Spring naar de content

Gaat deze ‘perfusiekamer’ van het UMCG donororganen redden?

Het tekort aan donororganen is in Nederlandse ziekenhuizen al jaren een groot probleem. In ons land is het nog steeds zo geregeld dat alleen organen mogen worden gebruikt van iemand die ingeschreven staat in het donorregister: het zogenaamde ‘Nee, tenzij’-systeem.

Gepubliceerd op: Geplaatst in de volgende categorieën: door Paul Geraedts

Onze zuiderburen hanteren de ‘Ja, tenzij’-regeling. Iedereen is in België in principe donor, mits er bezwaar tegen wordt gemaakt. In dat land zijn daarom twee keer zo veel orgaandonoren per miljoen inwoners beschikbaar als bij ons.

Nederland heeft het Belgische voorbeeld nog niet gevolgd, en de pogingen die in het verleden daartoe werden ondernomen, leidden veelal tot politiek gesteggel. Maar er zijn andere oplossingen voor het tekort aan orgaandonoren.

Een van die oplossingen is het beter bewaren van de organen, waardoor de transplantatie een grotere kans van slagen heeft. Dat is waar de zogenaamde orgaanperfusiekamer om de hoek komt kijken. In het Groningse Universitair Medisch Centrum (GUMC) werd vandaag zo’n perfusiekamer in gebruik genomen.

Perfusie betekent zo veel als doorspoelen, en dat is precies wat er gebeurt. Anders dan de gangbare ‘koelbox} waarin een orgaan kan worden geconserveerd, wordt het orgaan in de perfusiekamer voortdurend gespoeld met voedingsstoffen en zuurstof. Waar de koelbox slechts het afsterven van cellen probeert te remmen, gaat de perfusiekamer schade daadwerkelijk tegen.

Deze perfusiekamers zijn al langer beschikbaar, maar er was nog geen ziekenhuis dat er vier soorten organen (hart, longen, lever en nieren) kon onderbrengen.
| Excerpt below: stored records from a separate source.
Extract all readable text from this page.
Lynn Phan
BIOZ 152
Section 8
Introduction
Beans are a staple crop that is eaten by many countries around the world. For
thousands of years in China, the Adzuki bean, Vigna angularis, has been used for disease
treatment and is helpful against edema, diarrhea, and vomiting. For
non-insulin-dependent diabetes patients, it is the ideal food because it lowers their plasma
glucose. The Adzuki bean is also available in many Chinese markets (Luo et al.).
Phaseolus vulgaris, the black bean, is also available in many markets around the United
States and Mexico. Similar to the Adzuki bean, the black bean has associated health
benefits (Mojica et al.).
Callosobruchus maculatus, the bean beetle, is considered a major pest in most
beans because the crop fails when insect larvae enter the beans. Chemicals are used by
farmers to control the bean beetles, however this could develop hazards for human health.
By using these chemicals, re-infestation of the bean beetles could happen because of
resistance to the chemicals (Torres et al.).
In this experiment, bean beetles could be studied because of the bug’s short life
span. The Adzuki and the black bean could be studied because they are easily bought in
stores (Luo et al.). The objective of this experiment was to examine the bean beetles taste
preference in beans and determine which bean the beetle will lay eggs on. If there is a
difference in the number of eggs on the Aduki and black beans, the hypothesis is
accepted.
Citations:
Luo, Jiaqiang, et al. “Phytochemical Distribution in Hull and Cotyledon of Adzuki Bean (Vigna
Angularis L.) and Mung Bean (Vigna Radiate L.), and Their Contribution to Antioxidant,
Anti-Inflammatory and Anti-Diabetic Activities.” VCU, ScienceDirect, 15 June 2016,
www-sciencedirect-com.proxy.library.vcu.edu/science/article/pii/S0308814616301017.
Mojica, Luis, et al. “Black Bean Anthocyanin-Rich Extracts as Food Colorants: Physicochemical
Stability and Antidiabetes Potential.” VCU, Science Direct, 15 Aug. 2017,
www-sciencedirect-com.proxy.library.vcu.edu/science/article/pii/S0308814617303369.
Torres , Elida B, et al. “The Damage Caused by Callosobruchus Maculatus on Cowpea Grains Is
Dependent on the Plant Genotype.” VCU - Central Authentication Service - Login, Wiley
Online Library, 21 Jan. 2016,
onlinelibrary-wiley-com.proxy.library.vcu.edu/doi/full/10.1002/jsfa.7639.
En dat maakt de orgaanperfusiekamer in het GUMC uniek. Dat de organen langer en in betere conditie bewaard kunnen worden, heeft een aantal voordelen.

Zo kunnen operaties beter worden gepland, waardoor een vermoeide chirurg niet meteen aan een nieuwe intensieve operatie hoeft te beginnen. Ook wordt het sterfproces van de organen aanzienlijk vertraagd, zodat er meer organen beschikbaar zijn. Artsen lopen immers niet meer het risico een onbruikbaar orgaan uit de koelbox te halen, en de patiënt heeft een grotere kans dat hij een goed functionerende long of nier krijgt. In Nederland worden per jaar bijvoorbeeld zeventig longtransplantaties verricht. Dankzij de perfusiekamer kunnen dat er tien tot twintig meer worden.

Het systeem lijkt al met al een uitkomst voor de Nederlandse orgaandonatie, maar het zal de lange wachtrijen voor de mensen die op een orgaan wachten niet veel korter maken. Daar is vooralsnog slecht séén oplossing voor. Bent u al geregistreerd?